Aber was ist, wenn bei den potentiellen Leserinnen und Lesern dieser Gedanken die Lesekompetenz gar nicht mehr vorhanden ist und die Menschen von daher auch zweiseitige Beiträge – wie in diesem Fall von Jürgen Habermas – in der Zeitung gar nicht mehr anlesen? »Viele Studierende«, so Klaus Zierer, »lesen weder Tageszeitungen, noch kennen sie diese«. Und er setzt hinzu: »Was ich bei den Studierenden beobachte, gilt in ähnlicher Weise für alle Menschen.«

»Angesichts der Bedeutung dieser Kulturtechnik für den Einzelnen und die Gesellschaft ist das besorgniserregend«, urteilt Klaus Zierer. Nicht nur, weil hohe Lesekompetenz vor Arbeitslosigkeit schützt oder hilft, Fake-News zu erkennen, sondern weil »Lesen Offenheit und Meinungsfreiheit voraussetzt«, und damit »ein zutiefst demokratischer Akt« ist. »Denken ist das Gespräch des Menschen mit sich selbst. Wer schreibt, der übersetzt dieses Selbstgespräch in einen Text und macht es für andere nachvollziehbar«, erklärt uns Leo Igel. »Das heißt: Sprache ist der menschliche Zugang zur Welt, weil sie das Denken ermöglicht. Die Sprache ist das Grundlegendste, das der Mensch hat.« »Sie hilft, dass wir Menschen bleiben. Sie rührt an unsere Seele.« sagte die ukrainische Lyrikerin Volha Hapeyeva mit Blick auf Poesie und Literatur kürzlich in einem Interview mit der Süddeutschen. Oder wie es der 16-jährige Conrad Henzler bei Thea Dorn in der ersten U-21 Ausgabe des Literarischen Quartetts aus Anlass des Welttages des Buches formulierte: »gute Bücher schließen einem neue “Konzepte“ zur Welt auf.« Und um Konzepte geht es. Nicht nur aus Büchern, sondern auch in einem Text wie dem von Jürgen Habermas. Und in dem geht es um ein Konzept zur Findung des Friedens, angesichts der medialen Überpräsenz des ukrainischen Kriegsgeschehens in unserem Alltag und der »Selbstgewissheit«, so Jürgen Habermas, »mit der in Deutschland die moralisch entrüsteten Ankläger gegen eine reflektiert und zurückhaltend verfahrende Bundesregierung auftreten«. Er reflektiert dabei auf die »postheroische Mentalität«, die sich »während der zweiten Hälfte des 20. Jahrhunderts unter dem atomaren Schutzschirm der USA« im Westen Europas ausgebildet hat und fordert »kühle Abwägung« und gegenüber dem »heute vorherrschenden Bild vom entschlossen revisionistischen Putin« wenigstens den Abgleich »mit einer rationalen Einschätzung seiner Interessen«. Dabei erinnert Habermas angesichts der »Konfusion der Gefühle« ehemaliger Pazifisten an Alexander Kluges Weisheit, »Vom Krieg kann man nur lernen, Frieden zu machen«. »Diese Hoffnung spiegelt sich in der vorsichtigen Formulierung des Zieles, dass die Ukraine den Krieg nicht verlieren darf«, so Habermas im Schlusswort.

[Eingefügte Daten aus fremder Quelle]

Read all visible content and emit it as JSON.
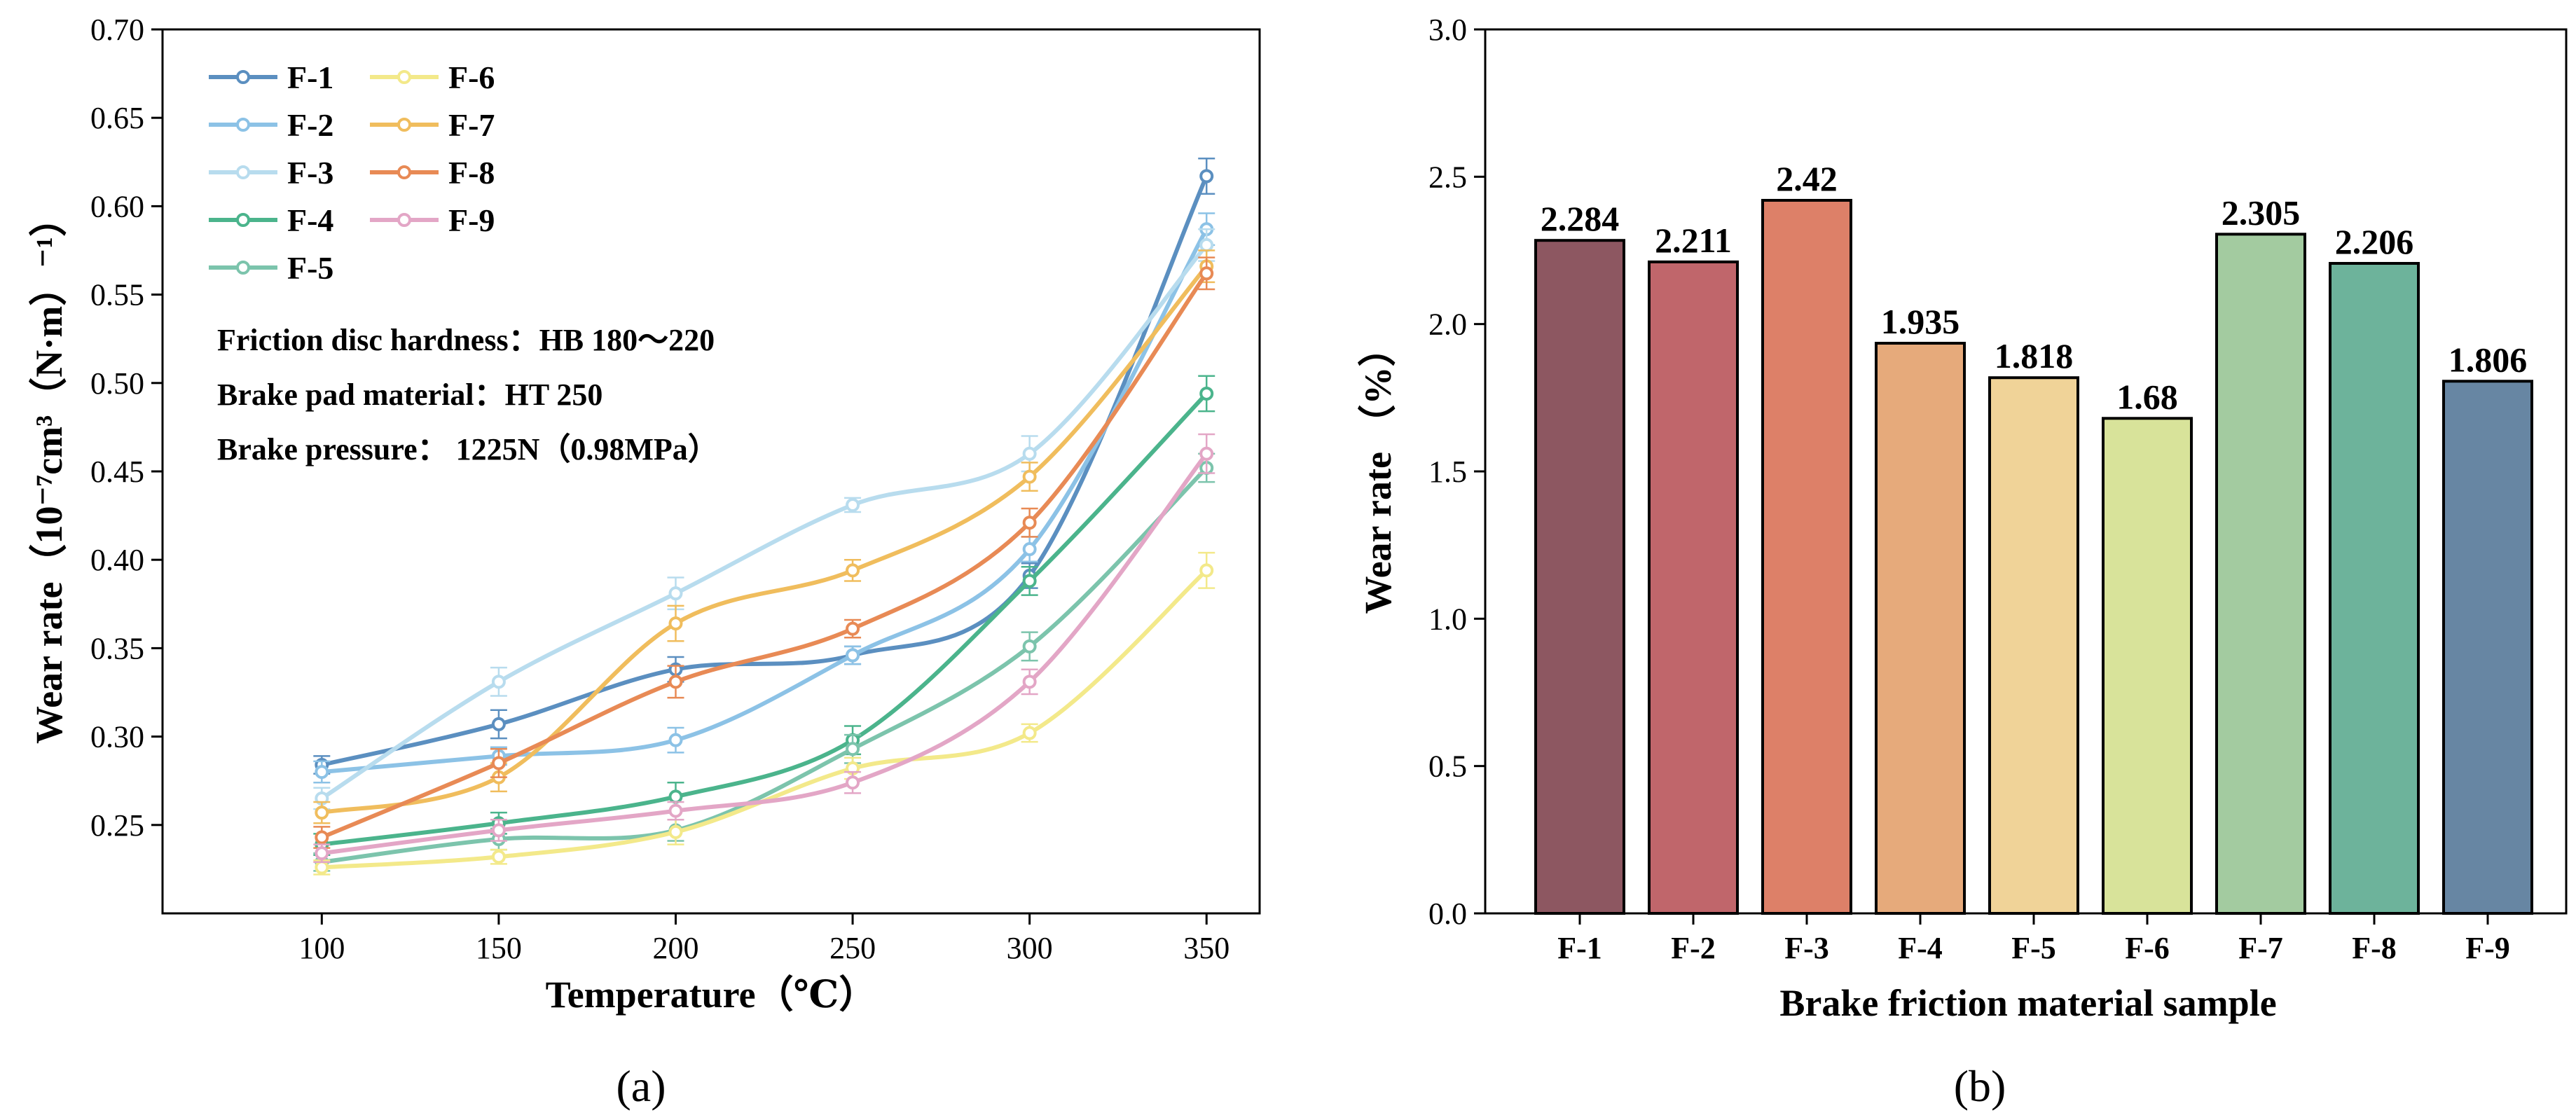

»Indem der Mensch erzählt«, sagt Leo Igel – und Jürgen Habermas zeigt darin eine hohe Kunstfertigkeit – »schafft er Ordnung in der Unordnung der Welt. Nur im Erzählen lässt sich die Welt verstehen.« Aber laut einer Studie des Medienpädagogischen Forschungsverbundes Südwest greifen nur noch 40 Prozent aller Gymnasiasten regelmäßig zu einem Buch. Aber 70 Prozent spielen digitale Games. Doch das digitale Spiel kann den literarischen Text nicht ersetzen. Igel: »Eben weil es die Grundlage des Menschlichen überspringt: den Fokus auf die Sprache. Die jungen Leute sind die Leidtragenden dieser Entwicklung. Sie müssen ausbaden, dass die Erwachsenen verschlafen haben, sie für die schriftlichen Absonderlichkeiten im Netz zu sensibilisieren.«

»Vertieftes Lesen muss gelehrt und reflektiert werden, aus Sicht der Forschung zuerst mit analogen, dann mit digitalen Medien.« So sieht es der Erziehungswissenschaftler Klaus Zierer und fordert die Lektüre »im Kern des Curriculums – für Schule und Universität.